12.5. If a party has any concerns regarding a breach or default under this
Agreement, the complaining party must first notify the other party within 7 days
of the purchase and negotiate for resolution of the dispute between the parties.
The notified party shall be allowed for at least 30 days, depending on the claim,
to remedy such breach or default. The parties have an obligation, before initiating
possible court proceedings, to hold settlement negotiations at the registered office
of SAFIR.
12.6. After 37 days of notifying the other party and without negotiating a satisfying
result between the parties, the notifying party is allowed to escalate a dispute at
SCT or Dubai Courts. If the complaining Party do not escalate the dispute after 90
days of the purchase, the dispute shall be permanently closed.
12.7. In case of a dispute, the parties must respond on a request in a timely manner
and shall not use SAFIR support channels that are not intended for dispute
resolution to submit enforcement inquiries. During the claim process, SAFIR may
require the Customer to provide documentation or other information such as
receipts, third party evaluations, police reports, or anything else that SAFIR
specifies.

13. Miscellaneous
13.1. If this Agreement will be replaced by a new version, it will apply from that
moment on. In this case, all purchases that were confirmed to the Customer up
to this point are subject to the rules of the Agreement that were in effect at the
time of confirmation of these activities. As a result, the Customer cannot make
any claims against SAFIR based on non-fulfillment of this Agreement. Any new
Agreement version will be published on https://safir.com and on SAFIR portal. If
the Customer does not raise a written objection within 48 hours sent in a trackable
letter by post to registered SAFIR office, the new Agreement is automatically
deemed to have been accepted by the Customer.
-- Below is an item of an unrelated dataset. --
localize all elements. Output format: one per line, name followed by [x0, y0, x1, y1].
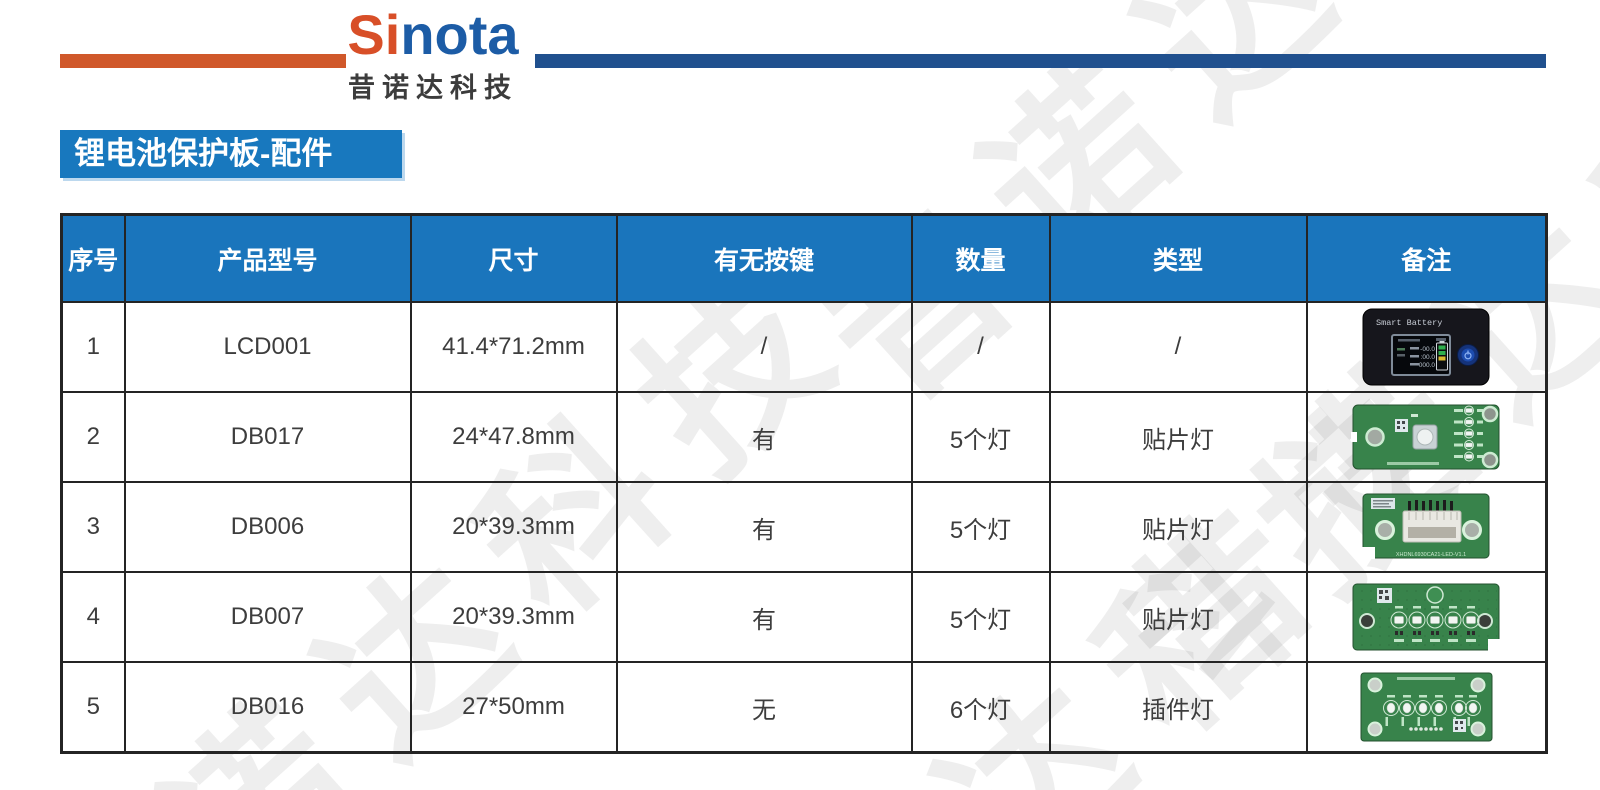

To make sure that the sender
of the letter is actually the respective Customer, this letter must be notarized.
13.2. The Customer is not authorized to assign this Agreement or the rights and
obligations established between the parties based on this Agreement to a third
party, or to transfer the same in any other way, including by universal succession,
without prior written consent of SAFIR. Furthermore, the Customer is not
authorized to encumber any existing rights with a lien without the prior written
consent of SAFIR. Any Affiliate of SAFIR may get transferred any liability of SAFIR
and may enforce any of the rights of SAFIR under this Agreement.
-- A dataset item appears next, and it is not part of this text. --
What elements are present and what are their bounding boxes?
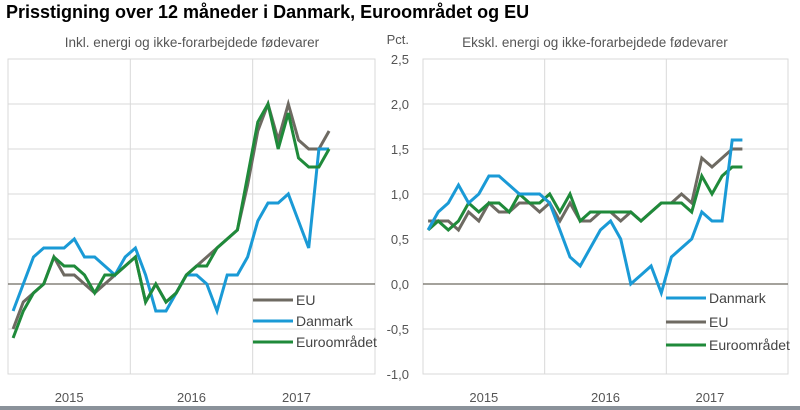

13.3. The right of the Customer to offset against claims from SAFIR is excluded. This
does not apply in the case of reciprocal claims which are dependent on each other
or if the Customer is offsetting against an undisputed claim or a claim that has
been established as legally binding or ready for a decision.
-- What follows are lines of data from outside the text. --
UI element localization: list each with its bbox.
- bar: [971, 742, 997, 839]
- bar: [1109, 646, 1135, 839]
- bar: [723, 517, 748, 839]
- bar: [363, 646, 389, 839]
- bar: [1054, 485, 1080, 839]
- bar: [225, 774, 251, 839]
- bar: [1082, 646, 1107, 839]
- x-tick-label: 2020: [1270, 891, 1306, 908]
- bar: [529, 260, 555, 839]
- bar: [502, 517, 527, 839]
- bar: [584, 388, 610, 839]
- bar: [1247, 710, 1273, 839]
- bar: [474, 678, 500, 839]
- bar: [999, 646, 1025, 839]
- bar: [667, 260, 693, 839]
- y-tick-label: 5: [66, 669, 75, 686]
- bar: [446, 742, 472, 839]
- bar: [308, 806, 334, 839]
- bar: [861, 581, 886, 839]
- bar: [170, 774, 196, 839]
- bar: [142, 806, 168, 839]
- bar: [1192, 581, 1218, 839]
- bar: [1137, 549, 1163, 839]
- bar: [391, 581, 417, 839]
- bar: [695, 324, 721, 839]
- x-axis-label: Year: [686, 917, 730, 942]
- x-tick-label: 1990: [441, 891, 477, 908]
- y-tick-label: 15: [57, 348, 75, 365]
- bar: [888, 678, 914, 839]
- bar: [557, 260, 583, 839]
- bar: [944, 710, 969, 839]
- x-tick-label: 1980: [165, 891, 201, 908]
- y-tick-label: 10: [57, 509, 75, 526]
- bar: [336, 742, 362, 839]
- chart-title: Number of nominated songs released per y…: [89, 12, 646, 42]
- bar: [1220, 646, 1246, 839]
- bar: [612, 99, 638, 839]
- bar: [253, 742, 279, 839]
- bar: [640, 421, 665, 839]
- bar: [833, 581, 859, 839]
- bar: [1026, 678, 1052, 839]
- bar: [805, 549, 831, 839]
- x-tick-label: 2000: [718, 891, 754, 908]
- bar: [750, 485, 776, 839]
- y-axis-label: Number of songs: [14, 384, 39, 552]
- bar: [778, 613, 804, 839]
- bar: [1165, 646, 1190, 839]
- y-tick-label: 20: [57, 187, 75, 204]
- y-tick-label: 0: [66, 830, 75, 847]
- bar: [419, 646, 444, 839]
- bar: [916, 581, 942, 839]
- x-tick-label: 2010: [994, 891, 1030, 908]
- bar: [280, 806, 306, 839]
13.4. Individual agreements concluded in any individual case shall, in any event,
take precedence over this Agreement. For the content such agreements, a written
contract or a written confirmation from SAFIR shall be decisive. Furthermore,
SAFIR is entitled to send the Customer contractual declarations and information
required for the performance of the contract via text message or email if the
Customer has given the relevant contact information and does not object to this.